From the beginning, as you move into a caregiving role, its important to realize that as a caregiver, you need rest and renewal to be able to do all you do. Rather than waiting for stress to set in, start the process as soon as you find yourself caring for a loved one, creating the time and space you need for mini retreats.
Sounds good in theory, but how do you make it so? Start with a plan.
To maintain your own level of health, its important that all caregivers plan mini-retreats that allow time for rest and relaxation. These time away periods should optimally be daily, weekly, monthly and yearly for maximum effect.
Every day, do something just for you. It doesn’t have to be for long periods of time, or even far from home. A nightly bubble bath, a walk through a neighboring park, or even a glass of wine and time to read a chapter or two of a romance novel can help you escape even for just a few moments.
Every week, spend an hour or two away from home. This could be lunch out with a special friend, a weekly massage, or even the chance to visit your hair salon.
Every month, spend one full day doing something you love. Sign up for a full day meditation retreat. Sign up for a painting workshop. Or simply enjoy shopping and lunch with a friend, with a movie thrown in before returning home.

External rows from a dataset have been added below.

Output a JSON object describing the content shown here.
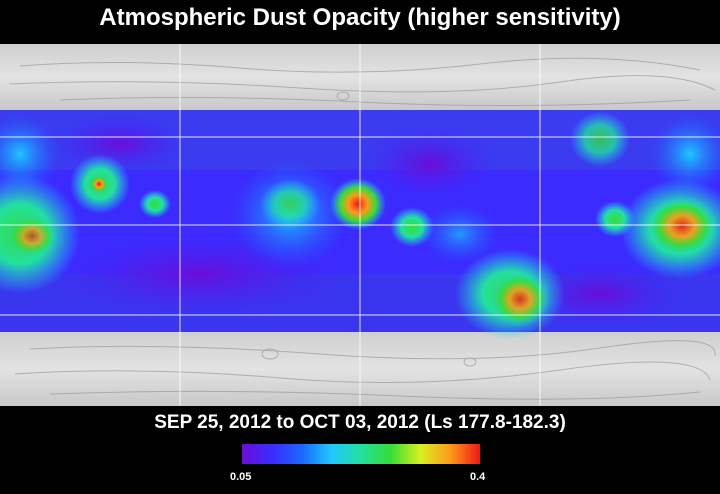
{
  "title": "Atmospheric Dust Opacity (higher sensitivity)",
  "subtitle": "SEP 25, 2012 to OCT 03, 2012 (Ls 177.8-182.3)",
  "colorbar": {
    "min_label": "0.05",
    "max_label": "0.4",
    "colors": [
      "#6a0dd8",
      "#3b2bff",
      "#1a66ff",
      "#1fc8ff",
      "#22e0a0",
      "#35dd35",
      "#d8f020",
      "#ff9a1a",
      "#f01818"
    ]
  },
  "map_colors": {
    "terrain_light": "#e0e0e0",
    "terrain_dark": "#a8a8a8",
    "grid": "#ffffff"
  },
  "chart_data": {
    "type": "heatmap",
    "value_range": [
      0.05,
      0.4
    ]
  }
}
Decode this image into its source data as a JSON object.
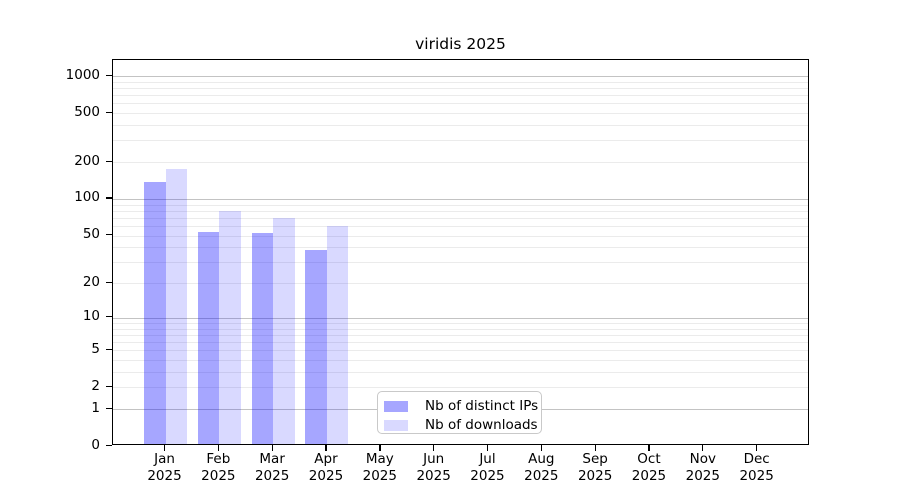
{
  "chart_data": {
    "type": "bar",
    "title": "viridis 2025",
    "categories": [
      "Jan",
      "Feb",
      "Mar",
      "Apr",
      "May",
      "Jun",
      "Jul",
      "Aug",
      "Sep",
      "Oct",
      "Nov",
      "Dec"
    ],
    "year_label": "2025",
    "series": [
      {
        "name": "Nb of distinct IPs",
        "color": "rgba(0,0,255,0.35)",
        "values": [
          137,
          54,
          53,
          38,
          null,
          null,
          null,
          null,
          null,
          null,
          null,
          null
        ]
      },
      {
        "name": "Nb of downloads",
        "color": "rgba(0,0,255,0.15)",
        "values": [
          176,
          80,
          70,
          60,
          null,
          null,
          null,
          null,
          null,
          null,
          null,
          null
        ]
      }
    ],
    "yscale": "log1p",
    "yticks": [
      0,
      1,
      2,
      5,
      10,
      20,
      50,
      100,
      200,
      500,
      1000
    ],
    "ylim": [
      0,
      1330
    ],
    "grid": true,
    "legend_position": "lower center-left",
    "colors": {
      "major_grid": "#c3c3c3",
      "minor_grid": "#ebebeb",
      "spine": "#000000",
      "text": "#000000",
      "background": "#ffffff"
    }
  }
}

Then every year, schedule a week of vacation to be able to relax and rewind for a longer period of time. Schedule time that works for a family member or friend to take over the daily responsibilities. If further help is needed, consider hiring an in home caregiver to provide you with full support and peace of mind while you are away. This is you time – you don’t have to travel half way across the world to enjoy yourself. A simply mountain retreat can give you a chance to sleep in every morning, hike and enjoy the mountain scenery, and even visit the massage therapy center a time or two.
By weaving rest and relaxation into your caregiving routine early on, you can avoid the stress and overwhelm that quickly envelopes many caregivers, pushing them to health problems of their own. Take charge, and be the best caregiver you can be.